My automotive interests gravitate towards metal stamped “made in France,” “made in Italy,” or “made in Germany.” Most of the 12 or so classic cars and mopeds in my fleet fall into one of those categories, and my daily driver — a 60-horsepower, turbodiesel-powered 2007 Renault Kangoo panel van — does, too. I’ve driven and worked on classic Minis in the past, but I never seriously considered buying one until I spotted this forlorn-looking 1972 Morris 850 in the corner of a warehouse in Marseilles, France, in January of 2018.
I hadn’t ventured into the heart of Marseilles (a trip I usually avoid making) in search of a 46-year old British economy car; I only needed a flat-twin engine for my Citroën 2CV. The seller was emptying out his elderly uncle’s shop and he just happened to have both — and much, much more. Its story fascinated me.
It was parked in the warehouse that doubled as a shop in 1980 because its then-owner dropped it off for various repairs and never picked it up. It might have moved around the warehouse over the years, but it had certainly never left it. It was complete, though everything mechanical needed to be replaced, and significantly it was 100% rust free.
I couldn’t let it rot there; even my wife liked it. Several weeks later, I rented a Ford Transit flatbed and somehow maneuvered it around the swarms of unruly scooters buzzing through the narrow, winding streets of Marseilles without embedding one into the truck’s giant grille. The Mini had no key, and the steering wheel was turned and locked, so loading it onto the Transit took ages. I didn’t even have the time to wash it before dropping it off in my storage unit (about 40 minutes away) and returning the flatbed. Come to think of it, I still haven’t washed it. It doesn’t help that the unit has no running water and no electricity.
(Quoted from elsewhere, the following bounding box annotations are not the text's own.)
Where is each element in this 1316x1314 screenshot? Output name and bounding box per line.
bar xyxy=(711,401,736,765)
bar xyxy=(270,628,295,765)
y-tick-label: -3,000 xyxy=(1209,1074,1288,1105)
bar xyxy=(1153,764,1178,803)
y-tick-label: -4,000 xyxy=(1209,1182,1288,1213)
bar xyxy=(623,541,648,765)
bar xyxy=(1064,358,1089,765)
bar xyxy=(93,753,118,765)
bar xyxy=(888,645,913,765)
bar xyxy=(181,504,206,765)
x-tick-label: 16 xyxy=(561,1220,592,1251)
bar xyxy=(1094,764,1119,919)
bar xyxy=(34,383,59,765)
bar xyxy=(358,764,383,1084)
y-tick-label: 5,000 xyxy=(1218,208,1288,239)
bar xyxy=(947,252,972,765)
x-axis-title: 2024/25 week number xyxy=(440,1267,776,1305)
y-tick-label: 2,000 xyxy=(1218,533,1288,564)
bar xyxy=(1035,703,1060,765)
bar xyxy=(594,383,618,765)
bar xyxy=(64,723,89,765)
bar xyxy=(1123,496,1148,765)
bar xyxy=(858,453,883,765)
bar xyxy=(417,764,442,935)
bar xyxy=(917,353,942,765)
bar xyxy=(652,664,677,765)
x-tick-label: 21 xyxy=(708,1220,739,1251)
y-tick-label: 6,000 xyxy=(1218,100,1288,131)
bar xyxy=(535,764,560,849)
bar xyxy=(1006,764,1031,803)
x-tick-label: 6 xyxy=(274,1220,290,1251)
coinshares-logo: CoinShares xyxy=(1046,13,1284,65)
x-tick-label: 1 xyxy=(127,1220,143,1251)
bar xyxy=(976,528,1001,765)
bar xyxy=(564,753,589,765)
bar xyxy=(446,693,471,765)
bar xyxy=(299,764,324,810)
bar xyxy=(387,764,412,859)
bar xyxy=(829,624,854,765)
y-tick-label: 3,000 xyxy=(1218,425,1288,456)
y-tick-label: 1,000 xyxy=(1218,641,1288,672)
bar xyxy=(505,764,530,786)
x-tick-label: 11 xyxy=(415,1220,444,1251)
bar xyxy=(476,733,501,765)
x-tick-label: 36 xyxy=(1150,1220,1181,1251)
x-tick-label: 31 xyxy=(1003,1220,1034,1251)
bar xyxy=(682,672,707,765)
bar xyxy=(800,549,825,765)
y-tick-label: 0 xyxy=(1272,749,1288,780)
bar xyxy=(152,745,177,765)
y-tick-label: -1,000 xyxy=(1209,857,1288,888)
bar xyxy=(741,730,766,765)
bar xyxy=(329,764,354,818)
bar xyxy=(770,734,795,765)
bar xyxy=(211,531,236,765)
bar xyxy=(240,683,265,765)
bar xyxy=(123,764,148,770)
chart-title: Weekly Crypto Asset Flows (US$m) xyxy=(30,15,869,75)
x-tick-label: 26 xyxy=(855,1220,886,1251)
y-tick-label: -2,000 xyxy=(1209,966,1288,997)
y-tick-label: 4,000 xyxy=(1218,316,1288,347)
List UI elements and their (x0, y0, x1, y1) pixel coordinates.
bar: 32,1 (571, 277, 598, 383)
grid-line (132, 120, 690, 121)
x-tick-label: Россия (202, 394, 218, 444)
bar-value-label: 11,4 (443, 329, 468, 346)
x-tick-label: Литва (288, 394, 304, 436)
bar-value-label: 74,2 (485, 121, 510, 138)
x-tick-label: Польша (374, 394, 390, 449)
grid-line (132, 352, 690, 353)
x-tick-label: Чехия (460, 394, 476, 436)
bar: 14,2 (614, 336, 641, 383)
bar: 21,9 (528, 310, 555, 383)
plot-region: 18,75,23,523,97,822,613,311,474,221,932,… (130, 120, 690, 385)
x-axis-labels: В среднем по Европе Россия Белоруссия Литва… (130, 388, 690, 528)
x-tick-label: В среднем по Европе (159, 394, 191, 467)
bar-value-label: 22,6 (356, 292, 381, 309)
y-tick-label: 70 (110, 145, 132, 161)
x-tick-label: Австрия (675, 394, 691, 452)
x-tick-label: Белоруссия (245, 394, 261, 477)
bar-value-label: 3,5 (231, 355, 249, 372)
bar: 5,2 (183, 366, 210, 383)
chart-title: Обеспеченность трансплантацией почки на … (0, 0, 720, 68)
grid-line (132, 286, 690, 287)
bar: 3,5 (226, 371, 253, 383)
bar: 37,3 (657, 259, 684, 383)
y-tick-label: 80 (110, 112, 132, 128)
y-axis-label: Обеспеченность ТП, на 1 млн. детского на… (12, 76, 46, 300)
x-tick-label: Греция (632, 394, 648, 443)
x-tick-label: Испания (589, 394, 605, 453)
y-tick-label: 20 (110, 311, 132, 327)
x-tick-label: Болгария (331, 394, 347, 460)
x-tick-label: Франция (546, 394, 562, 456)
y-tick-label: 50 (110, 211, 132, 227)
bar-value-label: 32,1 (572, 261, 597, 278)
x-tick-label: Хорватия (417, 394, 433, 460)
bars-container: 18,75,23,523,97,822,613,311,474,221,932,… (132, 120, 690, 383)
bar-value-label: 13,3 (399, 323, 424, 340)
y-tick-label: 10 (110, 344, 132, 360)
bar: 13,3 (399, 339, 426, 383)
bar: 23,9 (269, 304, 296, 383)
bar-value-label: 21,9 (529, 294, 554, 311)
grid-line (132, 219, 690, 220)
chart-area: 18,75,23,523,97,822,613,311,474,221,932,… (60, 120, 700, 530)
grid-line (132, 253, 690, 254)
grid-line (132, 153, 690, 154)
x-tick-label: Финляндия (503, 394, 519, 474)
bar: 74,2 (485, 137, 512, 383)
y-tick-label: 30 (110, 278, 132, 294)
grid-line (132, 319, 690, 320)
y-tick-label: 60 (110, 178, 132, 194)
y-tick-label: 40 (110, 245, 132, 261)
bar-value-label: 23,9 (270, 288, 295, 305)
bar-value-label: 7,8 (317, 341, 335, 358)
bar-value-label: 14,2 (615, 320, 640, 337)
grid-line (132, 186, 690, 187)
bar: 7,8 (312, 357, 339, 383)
After buying an ignition switch, I purchased the parts needed to overhaul the entire braking system and started digging in. My goal is to keep it as original as possible; I have zero desire to turn it into a Cooper replica, or into a pseudo race car. I’m keeping the 848cc engine, the four drums, and the 10-inch steelies.
The Mini was unquestionably in rough shape but it nonetheless found ways to surprise me. The tires still held air, for example. The engine wasn’t seized, but its compression was low so I recently drove up to the Lyon area to buy an identical one pulled from a running car with terminal rust. I’ll drop it in after changing the worn-out clutch (remember: the transmission and the engine are one unit in a classic Mini).
It has never been welded, but it won’t stay that way for long. The passenger-side fender and A-panel both took a hit while it was in storage so they need to be replaced. The Mini has welded-on fenders, so I’ll have to cut it out and weld a new one back on. Matching the paint — which isn’t original — won’t be easy, and I may end up repainting the whole thing. Those are the last items on my to-do list, though. I’ll get it running, driving, inspected, and registered before I do any body work to it.
Deadlines are meant to be broken, aren’t they? In 2018, I optimistically figured I’d have the Mini back on the road within a year. It seemed feasible until I moved an hour and a half away from the storage unit I keep it in. Working on it suddenly became a much more complicated endeavor than it used to be. As I’m gathering parts left and right, and allocating my time and money to other two- and four-wheeled projects, I’m keeping an eye on the classifieds to find a trailer.
The Mini’s next move will be to yet another garage — the one its future engine is already in.